The 2016 paper that made object detection fully convolutional
R-FCN replaced per-region sub-networks with shared convolutions, cutting computation while keeping accuracy.

What it does R-FCN is a region-based object detector that runs almost entirely as fully-convolutional layers over the whole image. Instead of the expensive per-region processing that Fast/Faster R-CNN applied hundreds of times per image, it shares computation across all candidate regions. The result: object detection with ResNet backbones at ~0.09–0.17 seconds per image on a Titan X, scoring 77.4% mAP (ResNet-50) or 79.5% mAP (ResNet-101) on PASCAL VOC 2007.

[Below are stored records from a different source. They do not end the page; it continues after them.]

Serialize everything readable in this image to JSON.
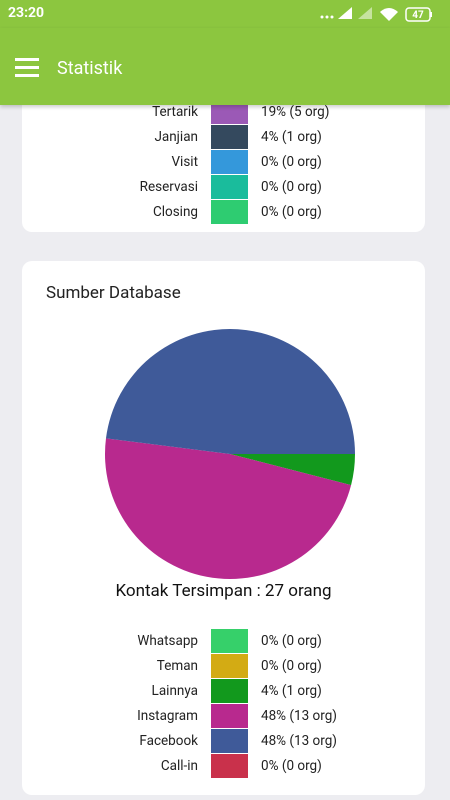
{
  "status_bar": {
    "time": "23:20",
    "battery": "47"
  },
  "app_bar": {
    "title": "Statistik"
  },
  "card1": {
    "legend": [
      {
        "label": "Tertarik",
        "color": "#9b59b6",
        "text": "19% (5 org)"
      },
      {
        "label": "Janjian",
        "color": "#34495e",
        "text": "4% (1 org)"
      },
      {
        "label": "Visit",
        "color": "#3498db",
        "text": "0% (0 org)"
      },
      {
        "label": "Reservasi",
        "color": "#1abc9c",
        "text": "0% (0 org)"
      },
      {
        "label": "Closing",
        "color": "#2ecc71",
        "text": "0% (0 org)"
      }
    ]
  },
  "chart_data": {
    "type": "pie",
    "title": "Sumber Database",
    "caption": "Kontak Tersimpan : 27 orang",
    "categories": [
      "Whatsapp",
      "Teman",
      "Lainnya",
      "Instagram",
      "Facebook",
      "Call-in"
    ],
    "values": [
      0,
      0,
      4,
      48,
      48,
      0
    ],
    "value_labels": [
      "0% (0 org)",
      "0% (0 org)",
      "4% (1 org)",
      "48% (13 org)",
      "48% (13 org)",
      "0% (0 org)"
    ],
    "colors": [
      "#36d06a",
      "#d3ab14",
      "#12991d",
      "#b8298e",
      "#3f5a99",
      "#c9314b"
    ]
  }
}
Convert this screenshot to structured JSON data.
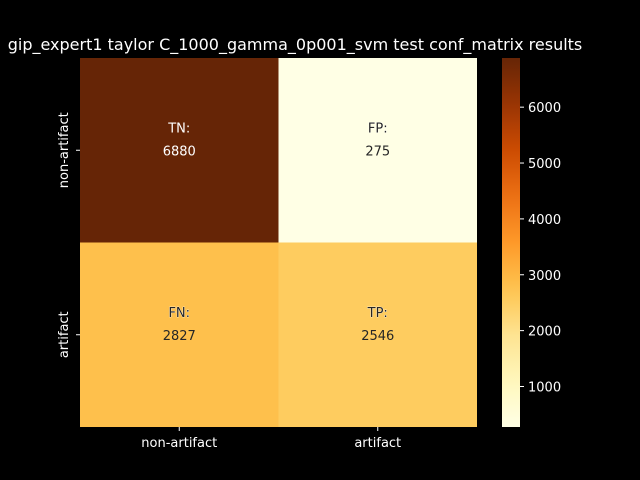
{
  "chart_data": {
    "type": "heatmap",
    "title": "gip_expert1 taylor C_1000_gamma_0p001_svm test conf_matrix results",
    "xlabel": "",
    "ylabel": "",
    "x_categories": [
      "non-artifact",
      "artifact"
    ],
    "y_categories": [
      "non-artifact",
      "artifact"
    ],
    "cells": [
      {
        "row": 0,
        "col": 0,
        "label": "TN:",
        "value": 6880,
        "text": "6880"
      },
      {
        "row": 0,
        "col": 1,
        "label": "FP:",
        "value": 275,
        "text": "275"
      },
      {
        "row": 1,
        "col": 0,
        "label": "FN:",
        "value": 2827,
        "text": "2827"
      },
      {
        "row": 1,
        "col": 1,
        "label": "TP:",
        "value": 2546,
        "text": "2546"
      }
    ],
    "colorbar": {
      "colormap": "YlOrBr",
      "vmin": 275,
      "vmax": 6880,
      "ticks": [
        1000,
        2000,
        3000,
        4000,
        5000,
        6000
      ],
      "tick_labels": [
        "1000",
        "2000",
        "3000",
        "4000",
        "5000",
        "6000"
      ]
    },
    "colors": {
      "background": "#000000",
      "foreground": "#ffffff",
      "dark_text": "#262626",
      "light_text": "#ffffff"
    }
  }
}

The interesting bit The trick is making a fully-convolutional classifier work for detection at all. Classification wants translation invariance; detection needs translation variance to localize objects. R-FCN solves this with position-sensitive score maps—a set of conv filters that encode relative spatial information, pooled selectively for each region proposal. It is elegant in the way it forces the backbone to do the heavy lifting.
Key highlights
- NIPS 2016 implementation by Dai, Li, He, and Sun (the ResNet crew)

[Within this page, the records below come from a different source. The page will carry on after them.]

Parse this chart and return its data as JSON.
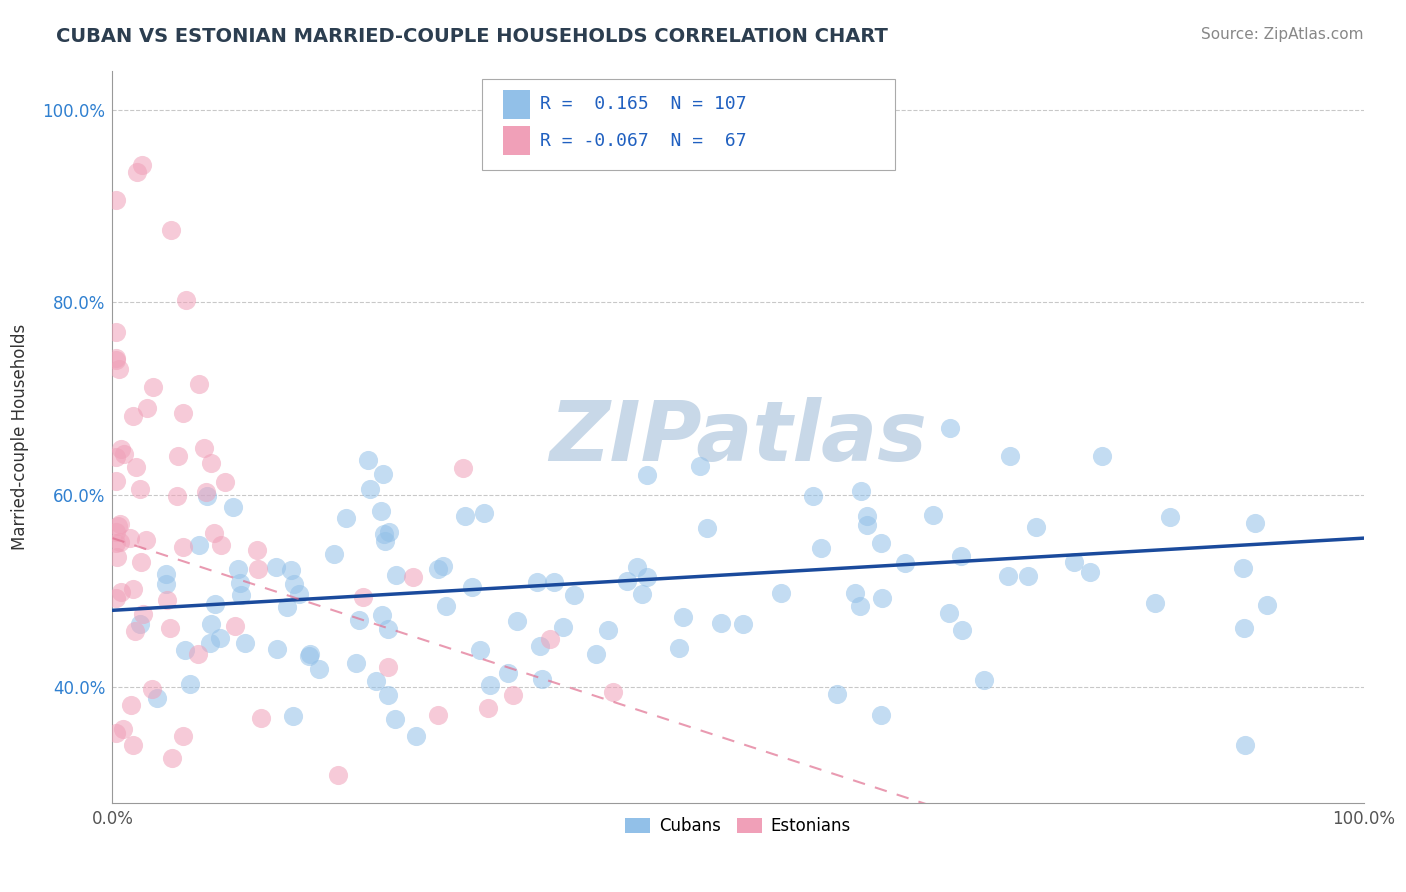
{
  "title": "CUBAN VS ESTONIAN MARRIED-COUPLE HOUSEHOLDS CORRELATION CHART",
  "source": "Source: ZipAtlas.com",
  "ylabel": "Married-couple Households",
  "xlim": [
    0,
    1
  ],
  "ylim": [
    0.28,
    1.04
  ],
  "x_ticks": [
    0.0,
    0.25,
    0.5,
    0.75,
    1.0
  ],
  "x_tick_labels": [
    "0.0%",
    "",
    "",
    "",
    "100.0%"
  ],
  "y_ticks": [
    0.4,
    0.6,
    0.8,
    1.0
  ],
  "y_tick_labels": [
    "40.0%",
    "60.0%",
    "80.0%",
    "100.0%"
  ],
  "cuban_R": 0.165,
  "cuban_N": 107,
  "estonian_R": -0.067,
  "estonian_N": 67,
  "cuban_color": "#92C0E8",
  "estonian_color": "#F0A0B8",
  "cuban_line_color": "#1A4A9C",
  "estonian_line_color": "#E07090",
  "watermark": "ZIPatlas",
  "watermark_color": "#C8D8E8",
  "legend_label_cubans": "Cubans",
  "legend_label_estonians": "Estonians",
  "cuban_line_start": 0.48,
  "cuban_line_end": 0.555,
  "estonian_line_start": 0.555,
  "estonian_line_end": 0.13,
  "title_color": "#2C3E50",
  "source_color": "#888888",
  "ytick_color": "#3080D0",
  "xtick_color": "#555555"
}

- Ships with a custom Caffe branch and pre-trained ResNet-50/101 weights
- Supports both selective-search and RPN proposals; includes OHEM training scripts
- Training runs ~13–19 hours on a Titan X depending on backbone
- MIT licensed
Caveats
- The authors themselves recommend using the newer Deformable R-FCN in MXNet instead, calling it “significantly” more accurate with “very low extra computational overhead”
- Requires MATLAB 2014a+ and specific NVIDIA GPUs (Titan, K40, K80); Windows users get pre-built Caffe mex files, Linux users must compile
- This repo is essentially frozen research code; a Python reimplementation exists but lives elsewhere
Verdict Worth studying if you care about the design lineage from R-CNN to modern single-shot detectors, or if you need to reproduce a 2016 baseline exactly. Skip it if you want something maintained, production-ready, or Python-native.